Moha en el balcón del piso de Lali en Barcelona, donde estuvo acogido durante nueve meses. Anna Surinyach

Que empiece el combate:

Te pregunto por tu casa,

si descansaba entre pinos;

no es la mejor manera

de empezar a hablar contigo.

Tu madre vendió la casa

para pagarte el camino.

Adolescente, te fuiste

de Marruecos, clandestino,

obligado, ilusionado,

como tantos otros chicos.

Fue en dos mil diecinueve,

un enero no tan frío.

Con un cristal te cortaste

la mano, quedaste herido,

y recorriste la ruta

con un vendaje bien fino.

Desierto y hacia el norte,

—el desafío marino—

España, el sur de Europa;

no sabías tu destino.

Llegaste a Barcelona

y te sentías perdido

en un centro de menores

donde buscaste abrigo.

Siempre hablabas con mamá

y tus primeros amigos.

Hacías vídeos con bromas

desde el humor sin sentido;

nacía una estrella

de la risa sin testigos:

YouTube, cámara oculta,

placer para el algoritmo.

Te quedaste en la calle,

corrieron en tu auxilio

Lali y una asociación; 

calor, piso compartido

te ofrecieron enseguida.

Empezaba tu destino.

Aprovechaste el momento,

no te quedaste dormido.

Lali tiene siete hermanos

y vivió con cuatro hijos,

pero ahora vivirá

con Moha y otros chicos;

Lali es muy solidaria,

a muchos tiene acogidos.

Este es el primer lugar

decente, no compartido,

me dices: que es difícil

vivir con cuarenta tíos.

Macarrones (mmm) con queso,

—te sientes un renacido—

también crema de verduras,

del Barça algún partido,

Lali y sus clases de yoga,

Moha, perfecto inquilino.

Ya quieres a la yaya, que

juega al dominó con tino.

“Estudia”, te dice Lali,

aunque eso no va contigo.

Té con menta.

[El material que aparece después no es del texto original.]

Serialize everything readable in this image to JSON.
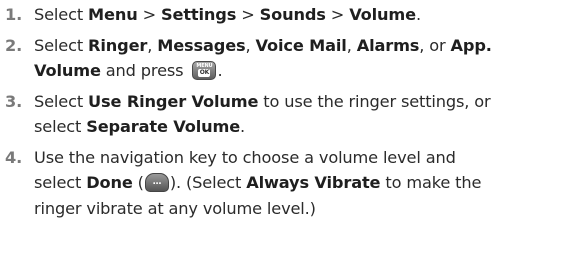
{
  "steps": [
    {
      "number": "1.",
      "parts": [
        "Select ",
        "Menu",
        " > ",
        "Settings",
        " > ",
        "Sounds",
        " > ",
        "Volume",
        "."
      ]
    },
    {
      "number": "2.",
      "parts": [
        "Select ",
        "Ringer",
        ", ",
        "Messages",
        ", ",
        "Voice Mail",
        ", ",
        "Alarms",
        ", or ",
        "App.",
        " ",
        "Volume",
        " and press ",
        "."
      ],
      "key": {
        "top": "MENU",
        "label": "OK",
        "icon": "menu-ok-key-icon"
      }
    },
    {
      "number": "3.",
      "parts": [
        "Select ",
        "Use Ringer Volume",
        " to use the ringer settings, or",
        "select ",
        "Separate Volume",
        "."
      ]
    },
    {
      "number": "4.",
      "parts": [
        "Use the navigation key to choose a volume level and",
        "select ",
        "Done",
        " (",
        "). (Select ",
        "Always Vibrate",
        " to make the",
        "ringer vibrate at any volume level.)"
      ],
      "key": {
        "label": "...",
        "icon": "softkey-icon"
      }
    }
  ]
}
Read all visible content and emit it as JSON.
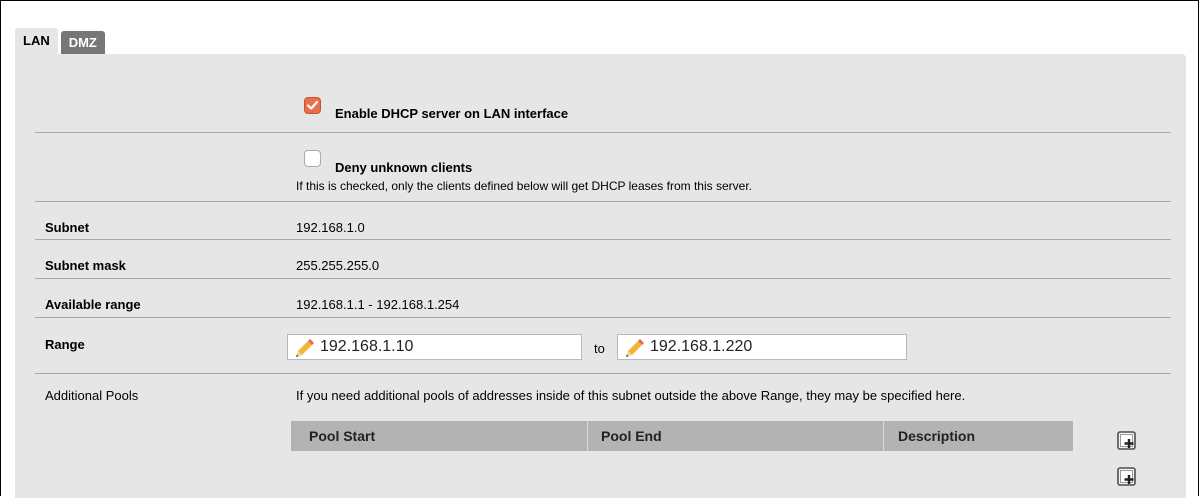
{
  "tabs": [
    {
      "label": "LAN",
      "active": true
    },
    {
      "label": "DMZ",
      "active": false
    }
  ],
  "enable_dhcp": {
    "label": "Enable DHCP server on LAN interface",
    "checked": true
  },
  "deny_unknown": {
    "label": "Deny unknown clients",
    "checked": false,
    "help": "If this is checked, only the clients defined below will get DHCP leases from this server."
  },
  "subnet": {
    "label": "Subnet",
    "value": "192.168.1.0"
  },
  "subnet_mask": {
    "label": "Subnet mask",
    "value": "255.255.255.0"
  },
  "available_range": {
    "label": "Available range",
    "value": "192.168.1.1 - 192.168.1.254"
  },
  "range": {
    "label": "Range",
    "from": "192.168.1.10",
    "to_label": "to",
    "to": "192.168.1.220"
  },
  "additional_pools": {
    "label": "Additional Pools",
    "help": "If you need additional pools of addresses inside of this subnet outside the above Range, they may be specified here.",
    "columns": [
      "Pool Start",
      "Pool End",
      "Description"
    ]
  },
  "colors": {
    "accent": "#e9704a",
    "panel": "#e6e6e6",
    "header": "#b3b3b3"
  },
  "icons": [
    "checkmark-icon",
    "pencil-icon",
    "add-row-icon"
  ]
}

Macarrones.

Te ves series de corrido:

Berlín, La casa de papel,

Daddy Yankee al oído

—y Morad y Karol G—.

Se acabó el tiempo, amigo.

En esta mesa, punto de encuentro del piso, Lali y Moha compartieron cariño y respeto. Anna Surinyach

Te vas de casa de Lali:

adiós, tiempo compartido.

Aún no tienes papeles

y trabajas clandestino.

Ganas algo de dinero;

a la familia se ha ido.

Todo el mundo conoce

a Mohamed y su temido

patinete de reparto.

La cuenta te han vendido,

te quitan treinta por ciento

mejor que ser campesino

o estar en la construcción,

aunque parezca mezquino.

Te para la policía,

cantas tu rap repentino.

No robas pero te roban:

eres víctima del timo.

Moha, eres un currela,

vuelas si cae un pedido

de la mañana a la noche.

Sigues. Le sacas partido.

Con tu novia en Barcelona,

vida y piso compartido.

Tras muchos años lo logras,

ya tienes el NIE genuino,

echas de menos a Lali,

Lali acoge a otros chicos.

En Marruecos tu abuela

muere, estás confundido.

Con el patinete a cuestas

a Granollers te has ido,

adolescente youtuber,

pillín, que no engreído:

ya nadie te llama mena,

tu futuro es atrevido.

Siempre hablas con mamá,

hablas con raro sigilo,

tienes una nueva casa

pero no están tus amigos.

No te acuerdas de la ruta

del dolor o sus motivos,

solo recuerdas el miedo:

porque fuiste un prohibido.

Durante la acogida, Moha y la madre de Lali entablaron una relación especial.
Imágenes cedidas por Lali Escolà

El pasaporte de Musa

Desde hace dos décadas, la asociación Punt de Referència pone en contacto a familias o personas que tienen espacio en casa, como Lali, con jóvenes que necesitan acogida, como Moha. El ámbito de actuación es Barcelona y su zona metropolitana. El proyecto Acull propone un pacto inicial de convivencia de nueve meses entre ambas partes. Un tiempo que permite al joven centrarse en sus estudios, tener un espacio donde desarrollar su autonomía y, sobre todo, trazar un nuevo horizonte.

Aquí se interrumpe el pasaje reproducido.